- Based on: The Horsemasters by Don Stanford
- Written by: William Fairchild; Ted Willis;
- Directed by: William Fairchild
- Starring: Tommy Kirk; Annette Funicello; Janet Munro; Donald Pleasence;
- Country of origin: United States
- Original language: English

Production
- Cinematography: Freddie Francis
- Running time: 85 minutes
- Production company: Walt Disney Productions

Original release
- Network: NBC
- Release: October 1, 1961

= The Horsemasters =

The Horsemasters is a 2-part episode of the Disneyland TV show from 1961 which screened theatrically in some countries.

The film was one of several Disney films that was shot in England. The hunt scenes were filmed at Thursley in Surrey, where the Three Horseshoes public house was used as a backdrop. It was Annette Funicello's first co-starring role in a feature film. The film included a song written by the Sherman Brothers, the first song which the duo ever wrote for a Disney project. The film received a comic book adaptation in the Four Color series by Dell Comics.

==Plot==
A group of young people do a course in horsemanship in England.

==Cast==
- Annette Funicello as Dinah Wilcox
- Tommy Kirk as Danny Grant
- Janet Munro as Janet Hale
- Tony Britton as Major George Brooke
- John Fraser as David Lawford
- Donald Pleasence as Captain Pinski
- Harry Lockart as Vincenzo Lalli
- Colin Gordon as Mr. Ffolliott
- Anthony Nicholls as Hardy Cole
- Jean Marsh as Andrienne
- Lisa Madron as Ingrid
- Penelope Horner as Penny
- Millicent Martin as Joan

==Production==
It was based on a 1957 novel by Don Stanford. Film rights were bought by Walt Disney, who authorised a television film version to be shot in England. Disney made a number of films in England around this time, including Greyfriars Bobby and The Prince and the Pauper. The studio was producing television films in Europe, including the Netherlands (Hans Brinker), Austria (The Magnificent Rebel), Mexico (Sancho, the Homing Steer), the American northwest (A Fire Called Jeremiah) and Italy (Escapade in Florence).

In August 1960 Annette Funicello and Tommy Kirk were cast. It was Funicello's first co-starring role in a feature.

The musical number, "Strummin' Song", performed by Annette Funicello and written by the Sherman Brothers marked the first song the Sherman Brothers ever wrote for a Disney project. (Although they had written songs for Annette Funicello previously.) It led to them being hired to write a song for The Parent Trap.

The film was shot on location in England. Filming started September 1960. Funicello and Kirk were sent to England several weeks before filming started to practise their riding.

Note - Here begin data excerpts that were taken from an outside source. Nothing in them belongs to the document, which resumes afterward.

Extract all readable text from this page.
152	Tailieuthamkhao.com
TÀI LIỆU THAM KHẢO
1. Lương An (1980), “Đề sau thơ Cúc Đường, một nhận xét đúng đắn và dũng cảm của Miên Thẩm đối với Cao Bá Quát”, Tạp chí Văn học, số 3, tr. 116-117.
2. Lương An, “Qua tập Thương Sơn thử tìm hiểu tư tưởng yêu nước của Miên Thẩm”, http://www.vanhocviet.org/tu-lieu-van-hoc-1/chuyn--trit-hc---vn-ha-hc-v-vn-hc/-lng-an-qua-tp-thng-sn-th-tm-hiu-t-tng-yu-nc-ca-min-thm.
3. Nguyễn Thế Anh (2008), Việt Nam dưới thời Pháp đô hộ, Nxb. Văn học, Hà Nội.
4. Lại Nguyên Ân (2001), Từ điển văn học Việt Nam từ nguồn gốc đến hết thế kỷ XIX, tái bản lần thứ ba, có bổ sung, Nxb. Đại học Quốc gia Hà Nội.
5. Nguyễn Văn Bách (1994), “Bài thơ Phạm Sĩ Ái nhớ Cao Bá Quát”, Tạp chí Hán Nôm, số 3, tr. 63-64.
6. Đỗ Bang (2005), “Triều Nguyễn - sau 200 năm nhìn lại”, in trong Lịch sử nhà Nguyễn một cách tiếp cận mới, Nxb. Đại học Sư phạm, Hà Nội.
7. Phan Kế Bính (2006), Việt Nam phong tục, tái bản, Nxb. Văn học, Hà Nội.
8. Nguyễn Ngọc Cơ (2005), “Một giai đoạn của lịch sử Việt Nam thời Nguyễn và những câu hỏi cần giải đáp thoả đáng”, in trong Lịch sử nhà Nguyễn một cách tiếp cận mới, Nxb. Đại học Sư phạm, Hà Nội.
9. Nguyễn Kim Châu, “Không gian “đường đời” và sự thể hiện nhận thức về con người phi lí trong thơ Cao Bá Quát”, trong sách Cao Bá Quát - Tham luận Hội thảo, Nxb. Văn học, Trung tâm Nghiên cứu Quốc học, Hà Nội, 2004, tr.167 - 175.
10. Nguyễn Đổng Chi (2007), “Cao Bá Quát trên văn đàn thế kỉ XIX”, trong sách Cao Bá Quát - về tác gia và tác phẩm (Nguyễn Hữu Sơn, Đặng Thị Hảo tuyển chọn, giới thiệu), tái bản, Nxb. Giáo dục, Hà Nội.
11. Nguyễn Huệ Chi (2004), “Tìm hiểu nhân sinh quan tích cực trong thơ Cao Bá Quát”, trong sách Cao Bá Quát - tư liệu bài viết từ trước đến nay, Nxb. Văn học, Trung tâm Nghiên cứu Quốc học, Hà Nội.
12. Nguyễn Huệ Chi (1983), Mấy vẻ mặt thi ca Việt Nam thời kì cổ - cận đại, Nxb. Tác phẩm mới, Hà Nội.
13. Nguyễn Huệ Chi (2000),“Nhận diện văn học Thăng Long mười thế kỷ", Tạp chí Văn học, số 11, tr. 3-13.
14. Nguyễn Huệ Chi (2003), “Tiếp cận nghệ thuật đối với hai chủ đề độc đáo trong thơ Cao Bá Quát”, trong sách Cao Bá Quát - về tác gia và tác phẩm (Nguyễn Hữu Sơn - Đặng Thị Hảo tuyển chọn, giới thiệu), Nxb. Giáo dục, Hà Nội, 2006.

It was the last of four films Janet Munro made for Disney. Filmink noted she "played a grumpier character than usual."

Funicello says during filming married members of crew would have affairs with the cast, and at times the director "would refer to me dismissively as 'the Disney girl' and make unflattering comments about me. Of course he was not the first and would not be the last to take a dislike to me because he felt I was Mr Disney's 'pet'."

Freddie Francis worked on the film at the request of William Fairchild (the two men had worked together on Outcasts of the Island). Francis called it "probably the worst film I've ever done, it really was... I don't know how to describe it, it was absolutely mad. I don't think anybody really believed in the film... any time anybody mentions Horsemasters we just fall about. But we did have a wonderful time. Unbelievable."

==Comic book adaptation==
- Dell Four Color #1260 (December 1961-February 1962)

==Home media==
The Horsemasters was released on VHS by Walt Disney Home Video in early 1986 as part of "Annette Month", a promotion featuring five films starring Annette Funicello.